Selective targeting of ITK blocks multiple steps of HIV replication

• Published in: Proceedings of the National Academy of Sciences - PNAS Vol. 105; no. 18; pp. 6684 - 6689
• Main Authors: Readinger, Julie A, Schiralli, Gillian M, Jiang, Jian-Kang, Thomas, Craig J, August, Avery, Henderson, Andrew J, Schwartzberg, Pamela L
• Format: Journal Article
• Language: English
• Published: United States National Academy of Sciences 06.05.2008; National Acad Sciences
• Subjects: actin; Actins; Actins - metabolism; Antiretroviral agents; Biochemistry; Biological Sciences; calcium; Cell lines; CXCR4 receptor; DNA, Viral - metabolism; gene overexpression; HIV; HIV Envelope Protein gp120 - metabolism; HIV infections; HIV Infections - enzymology; HIV-1 - genetics; HIV-1 - physiology; Human immunodeficiency virus; Humans; Infections; Jurkat Cells; Kinases; mutants; Mutation; Protein-Tyrosine Kinases - antagonists & inhibitors; Proviruses - genetics; Reverse Transcription - genetics; Small interfering RNA; T cell receptors; T lymphocytes; Terminal Repeat Sequences - genetics; transcription factors; Transfection; tyrosine; Virion - enzymology; Virions; Virus Integration; Virus Internalization; Virus Replication; Viruses
• ISSN: 0027-8424; 1091-6490; 1091-6490
• DOI: 10.1073/pnas.0709659105

Treatment for HIV has relied on the use of antiretroviral agents that can be subject to the development of resistant viruses. The study of inhibitors directed against cellular proteins required for HIV replication is therefore of growing interest. Inducible T cell kinase (ITK) is a Tec family tyrosine kinase that regulates T cell receptor (TCR)-induced activation of PLCγ-1, Ca²⁺ mobilization and transcription factor activation, and actin rearrangement downstream of both TCR and chemokine receptors.

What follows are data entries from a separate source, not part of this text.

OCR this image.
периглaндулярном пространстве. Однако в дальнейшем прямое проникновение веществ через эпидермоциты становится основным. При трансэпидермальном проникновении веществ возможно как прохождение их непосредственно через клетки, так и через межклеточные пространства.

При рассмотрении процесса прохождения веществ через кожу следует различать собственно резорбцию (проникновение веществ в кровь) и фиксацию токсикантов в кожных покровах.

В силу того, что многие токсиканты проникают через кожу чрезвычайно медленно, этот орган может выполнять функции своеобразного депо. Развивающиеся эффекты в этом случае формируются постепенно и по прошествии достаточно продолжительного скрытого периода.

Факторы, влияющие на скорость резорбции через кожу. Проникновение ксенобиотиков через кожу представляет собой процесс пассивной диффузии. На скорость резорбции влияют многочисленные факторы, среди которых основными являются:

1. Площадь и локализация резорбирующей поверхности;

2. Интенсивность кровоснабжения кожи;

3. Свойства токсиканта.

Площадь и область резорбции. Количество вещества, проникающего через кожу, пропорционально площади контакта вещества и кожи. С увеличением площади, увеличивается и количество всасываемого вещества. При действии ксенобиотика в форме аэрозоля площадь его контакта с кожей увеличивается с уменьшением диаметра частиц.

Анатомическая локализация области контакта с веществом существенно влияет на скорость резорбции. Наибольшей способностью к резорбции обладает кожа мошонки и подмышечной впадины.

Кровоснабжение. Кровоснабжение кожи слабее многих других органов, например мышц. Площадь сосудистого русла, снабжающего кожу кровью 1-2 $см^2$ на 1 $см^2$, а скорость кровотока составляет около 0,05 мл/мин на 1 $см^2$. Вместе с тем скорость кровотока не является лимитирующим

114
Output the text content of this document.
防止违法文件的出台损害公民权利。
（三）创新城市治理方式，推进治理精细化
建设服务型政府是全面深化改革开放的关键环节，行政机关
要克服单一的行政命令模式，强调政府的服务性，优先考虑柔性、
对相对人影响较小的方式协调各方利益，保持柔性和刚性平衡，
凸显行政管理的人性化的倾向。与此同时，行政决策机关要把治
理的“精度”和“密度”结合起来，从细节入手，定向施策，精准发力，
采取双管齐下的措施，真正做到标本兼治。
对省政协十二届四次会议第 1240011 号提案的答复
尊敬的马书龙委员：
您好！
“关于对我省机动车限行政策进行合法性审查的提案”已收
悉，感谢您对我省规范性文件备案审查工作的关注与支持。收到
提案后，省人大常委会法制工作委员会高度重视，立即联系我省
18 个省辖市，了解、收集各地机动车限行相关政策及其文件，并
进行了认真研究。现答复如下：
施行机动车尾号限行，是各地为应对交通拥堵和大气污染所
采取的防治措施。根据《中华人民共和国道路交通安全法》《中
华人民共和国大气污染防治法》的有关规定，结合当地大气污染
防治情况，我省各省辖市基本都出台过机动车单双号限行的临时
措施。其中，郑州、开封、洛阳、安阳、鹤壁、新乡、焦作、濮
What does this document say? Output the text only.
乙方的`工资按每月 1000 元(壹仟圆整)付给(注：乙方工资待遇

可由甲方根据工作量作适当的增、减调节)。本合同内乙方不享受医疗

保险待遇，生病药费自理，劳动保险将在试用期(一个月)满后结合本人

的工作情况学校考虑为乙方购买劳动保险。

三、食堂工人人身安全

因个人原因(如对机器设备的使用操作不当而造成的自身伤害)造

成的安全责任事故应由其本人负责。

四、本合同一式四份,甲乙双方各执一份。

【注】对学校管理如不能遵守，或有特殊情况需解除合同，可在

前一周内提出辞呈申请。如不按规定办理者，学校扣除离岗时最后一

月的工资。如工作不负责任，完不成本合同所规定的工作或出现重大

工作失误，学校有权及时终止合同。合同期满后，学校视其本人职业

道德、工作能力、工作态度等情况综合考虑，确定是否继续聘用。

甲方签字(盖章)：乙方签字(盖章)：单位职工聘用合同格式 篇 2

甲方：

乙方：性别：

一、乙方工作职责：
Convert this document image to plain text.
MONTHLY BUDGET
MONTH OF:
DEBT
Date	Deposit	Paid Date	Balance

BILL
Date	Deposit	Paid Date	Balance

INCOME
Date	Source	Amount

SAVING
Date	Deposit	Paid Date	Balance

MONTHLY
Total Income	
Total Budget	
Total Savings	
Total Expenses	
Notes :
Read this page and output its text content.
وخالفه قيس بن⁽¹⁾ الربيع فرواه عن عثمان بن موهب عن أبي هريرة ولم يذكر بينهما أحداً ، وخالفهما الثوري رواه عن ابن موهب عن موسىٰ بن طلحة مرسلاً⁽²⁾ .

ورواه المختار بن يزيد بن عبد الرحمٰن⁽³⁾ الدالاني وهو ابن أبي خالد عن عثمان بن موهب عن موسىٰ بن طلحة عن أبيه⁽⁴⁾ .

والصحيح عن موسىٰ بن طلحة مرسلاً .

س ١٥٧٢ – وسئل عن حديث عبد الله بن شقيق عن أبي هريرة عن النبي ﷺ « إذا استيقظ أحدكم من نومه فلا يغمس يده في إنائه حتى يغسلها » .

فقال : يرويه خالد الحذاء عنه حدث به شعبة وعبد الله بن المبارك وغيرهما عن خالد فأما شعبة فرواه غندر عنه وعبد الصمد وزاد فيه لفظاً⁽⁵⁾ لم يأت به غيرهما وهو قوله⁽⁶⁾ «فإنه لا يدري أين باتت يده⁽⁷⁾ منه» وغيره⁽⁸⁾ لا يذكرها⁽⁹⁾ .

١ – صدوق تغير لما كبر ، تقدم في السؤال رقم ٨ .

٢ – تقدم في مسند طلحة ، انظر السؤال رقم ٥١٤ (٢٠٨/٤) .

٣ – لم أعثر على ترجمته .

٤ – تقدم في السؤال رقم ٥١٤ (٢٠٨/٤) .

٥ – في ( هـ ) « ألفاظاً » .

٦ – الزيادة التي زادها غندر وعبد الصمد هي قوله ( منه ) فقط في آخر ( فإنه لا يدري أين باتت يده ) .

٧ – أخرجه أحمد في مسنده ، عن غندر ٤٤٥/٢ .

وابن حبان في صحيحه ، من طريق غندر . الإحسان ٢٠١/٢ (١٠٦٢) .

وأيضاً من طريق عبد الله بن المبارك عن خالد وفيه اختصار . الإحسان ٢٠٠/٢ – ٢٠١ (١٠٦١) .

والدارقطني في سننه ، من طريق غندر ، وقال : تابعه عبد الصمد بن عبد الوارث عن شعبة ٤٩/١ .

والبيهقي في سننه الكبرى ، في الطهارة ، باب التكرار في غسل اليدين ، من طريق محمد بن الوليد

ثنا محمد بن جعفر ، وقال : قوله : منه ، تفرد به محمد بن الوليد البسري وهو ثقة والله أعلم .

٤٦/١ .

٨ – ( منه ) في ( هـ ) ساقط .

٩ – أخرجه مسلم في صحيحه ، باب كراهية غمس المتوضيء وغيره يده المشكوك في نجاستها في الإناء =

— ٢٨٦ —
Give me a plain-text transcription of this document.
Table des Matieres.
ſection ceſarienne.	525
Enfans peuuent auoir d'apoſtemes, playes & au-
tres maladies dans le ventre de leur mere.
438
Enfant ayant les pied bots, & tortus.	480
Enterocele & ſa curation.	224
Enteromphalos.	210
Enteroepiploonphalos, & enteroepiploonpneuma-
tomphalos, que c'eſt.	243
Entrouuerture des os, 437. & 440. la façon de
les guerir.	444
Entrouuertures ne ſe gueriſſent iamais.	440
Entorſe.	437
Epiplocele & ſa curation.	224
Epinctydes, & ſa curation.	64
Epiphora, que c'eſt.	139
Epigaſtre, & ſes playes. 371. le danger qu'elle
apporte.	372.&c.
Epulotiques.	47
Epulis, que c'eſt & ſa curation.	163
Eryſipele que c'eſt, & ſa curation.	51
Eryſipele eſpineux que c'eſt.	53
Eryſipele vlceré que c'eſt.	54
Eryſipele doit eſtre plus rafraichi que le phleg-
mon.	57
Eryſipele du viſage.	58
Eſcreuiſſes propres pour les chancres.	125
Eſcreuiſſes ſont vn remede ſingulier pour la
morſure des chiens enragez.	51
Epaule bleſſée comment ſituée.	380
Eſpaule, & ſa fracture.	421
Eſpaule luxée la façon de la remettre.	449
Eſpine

Because productive infection of T cells with HIV requires T cell activation, chemokine receptors and actin reorganization, we asked whether ITK affects HIV infection using ITK-specific siRNA, a kinase-inactive ITK mutant or an ITK inhibitor. We demonstrate that loss of ITK function resulted in marked reductions in intracellular p24 levels upon HIV infection. Loss of ITK function after establishment of HIV infection also decreased virus spread within the culture. Inhibition of ITK did not affect expression of the HIV coreceptors CD4 or CXCR4 but partially blocked HIV viral entry, an effect that correlated with decreased actin polarization to gp120. Additionally, ITK was required for efficient HIV transcription, and overexpression of ITK increased both viral transcription and virus-like particle formation. Our data suggest that inhibition of ITK blocks HIV infection by affecting multiple steps of HIV replication.